Gordon Graham and Eliza Smith take home prizes from Scary Stories Night

With a full moon filling the nighttime sky and the recent cold beginning to set in everyone’s bones, it was an oddly appropriate night for hot chocolate and horrific tales last Thursday. A short trudge across campus to the Van Etten-Lacey House found several students gathered round to share their favorite paranormal plights, ectoplasmic anecdotes, and serial killer stories. Hosted by the Student Literary Advisory Board (SLAB), the event allowed students to either simply recount a favorite scary story or give voice to an original fiction of their own.

The night started out with eerie undertones when, during introductions which included the scariest thing about each individual, Eliza Smith (17) discussed some of Cornell’s most spectral places. Smith told of the Old Music Practice House, a former funeral home which was declared to play host to 67 spirits at one point, and Bowman Basement, host to a local haunt, among other spectres. The Cornell junior provided an enraptured circle with much food for thought and an excellent platform for both old scary stories and a few original, spine-tingling tales.

One original author was Gordon Graham (18), the host of a program on Cornell’s KRNL station which delivers creative works of Cornellians on-air. The first of his two tales, a second-person account of a serial killer brought into the police station for questioning regarding several murders, displayed evocative imagery and suspense. The second played with the audience’s perception of sounds and appreciation for the paranormal elements audible through radio.

However, Graham was not the only original author of the night. Smith, who set the tone of the night earlier when she described local legends of the supernatural, provided an original fiction piece as well. As Smith is a member of Lyrically Inclined, it should not come as a surprise that her haunting piece easily enthralled the audience with its melodic delivery.

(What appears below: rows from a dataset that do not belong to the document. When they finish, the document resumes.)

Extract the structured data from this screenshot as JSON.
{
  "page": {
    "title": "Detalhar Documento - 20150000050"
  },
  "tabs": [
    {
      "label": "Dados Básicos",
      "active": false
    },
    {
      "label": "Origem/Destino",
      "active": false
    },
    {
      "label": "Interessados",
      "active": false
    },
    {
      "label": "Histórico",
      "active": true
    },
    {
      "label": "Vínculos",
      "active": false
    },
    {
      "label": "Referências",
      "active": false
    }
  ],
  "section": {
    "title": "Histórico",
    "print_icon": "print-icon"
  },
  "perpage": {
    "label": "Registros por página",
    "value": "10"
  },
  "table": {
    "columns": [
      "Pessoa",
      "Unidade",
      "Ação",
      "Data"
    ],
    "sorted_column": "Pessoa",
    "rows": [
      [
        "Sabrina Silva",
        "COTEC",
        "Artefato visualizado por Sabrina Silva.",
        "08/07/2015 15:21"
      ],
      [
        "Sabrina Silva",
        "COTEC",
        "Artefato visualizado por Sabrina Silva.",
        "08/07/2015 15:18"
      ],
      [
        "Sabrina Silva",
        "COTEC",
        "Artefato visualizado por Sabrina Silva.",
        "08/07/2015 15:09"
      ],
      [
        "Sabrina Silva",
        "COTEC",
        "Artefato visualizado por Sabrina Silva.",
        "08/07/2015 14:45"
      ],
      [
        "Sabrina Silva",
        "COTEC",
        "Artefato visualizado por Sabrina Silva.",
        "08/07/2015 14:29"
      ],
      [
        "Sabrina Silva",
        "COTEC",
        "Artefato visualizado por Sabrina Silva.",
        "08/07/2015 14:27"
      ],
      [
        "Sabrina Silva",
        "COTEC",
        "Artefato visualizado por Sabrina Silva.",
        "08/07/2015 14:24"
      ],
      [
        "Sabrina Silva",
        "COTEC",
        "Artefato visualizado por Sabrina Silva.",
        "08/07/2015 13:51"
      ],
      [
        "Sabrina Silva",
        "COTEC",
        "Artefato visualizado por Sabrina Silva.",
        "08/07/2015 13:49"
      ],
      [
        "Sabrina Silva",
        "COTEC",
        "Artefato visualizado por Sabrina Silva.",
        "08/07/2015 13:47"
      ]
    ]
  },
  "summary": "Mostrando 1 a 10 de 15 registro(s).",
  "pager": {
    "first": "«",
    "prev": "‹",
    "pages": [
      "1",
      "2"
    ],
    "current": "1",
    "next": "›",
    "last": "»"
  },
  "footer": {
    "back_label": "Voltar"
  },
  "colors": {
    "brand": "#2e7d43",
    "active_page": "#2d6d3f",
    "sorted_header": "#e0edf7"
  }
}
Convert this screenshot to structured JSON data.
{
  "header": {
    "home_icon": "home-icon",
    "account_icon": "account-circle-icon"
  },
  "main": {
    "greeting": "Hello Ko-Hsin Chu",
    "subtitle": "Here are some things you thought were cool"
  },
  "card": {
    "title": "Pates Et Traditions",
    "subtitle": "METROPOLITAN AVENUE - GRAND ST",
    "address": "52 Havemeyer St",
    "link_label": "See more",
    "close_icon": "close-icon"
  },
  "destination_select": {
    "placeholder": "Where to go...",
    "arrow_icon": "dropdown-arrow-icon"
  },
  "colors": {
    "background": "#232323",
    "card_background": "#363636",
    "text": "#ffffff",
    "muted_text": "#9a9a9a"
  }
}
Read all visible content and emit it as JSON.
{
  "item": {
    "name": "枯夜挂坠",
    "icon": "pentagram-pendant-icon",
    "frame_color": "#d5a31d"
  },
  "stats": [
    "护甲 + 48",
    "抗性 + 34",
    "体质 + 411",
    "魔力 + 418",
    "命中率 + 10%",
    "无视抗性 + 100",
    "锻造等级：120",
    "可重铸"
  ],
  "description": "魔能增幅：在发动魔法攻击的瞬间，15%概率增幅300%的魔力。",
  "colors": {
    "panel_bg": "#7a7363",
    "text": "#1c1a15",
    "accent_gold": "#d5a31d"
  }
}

Other individuals in attendance included Helen Rubenstein, the current Robert P. Dana Emerging Writer Fellow, and SLAB president Leena Kaye (17). The two presented Graham and Smith each with a book of Halloween-worthy tales for enjoyment, and perhaps future inspiration, at the conclusion of the night. On a final note, despite the tales of the night, no serial killers or axe murders prevented Cornellians from reaching home or continuing in later Halloween festivities.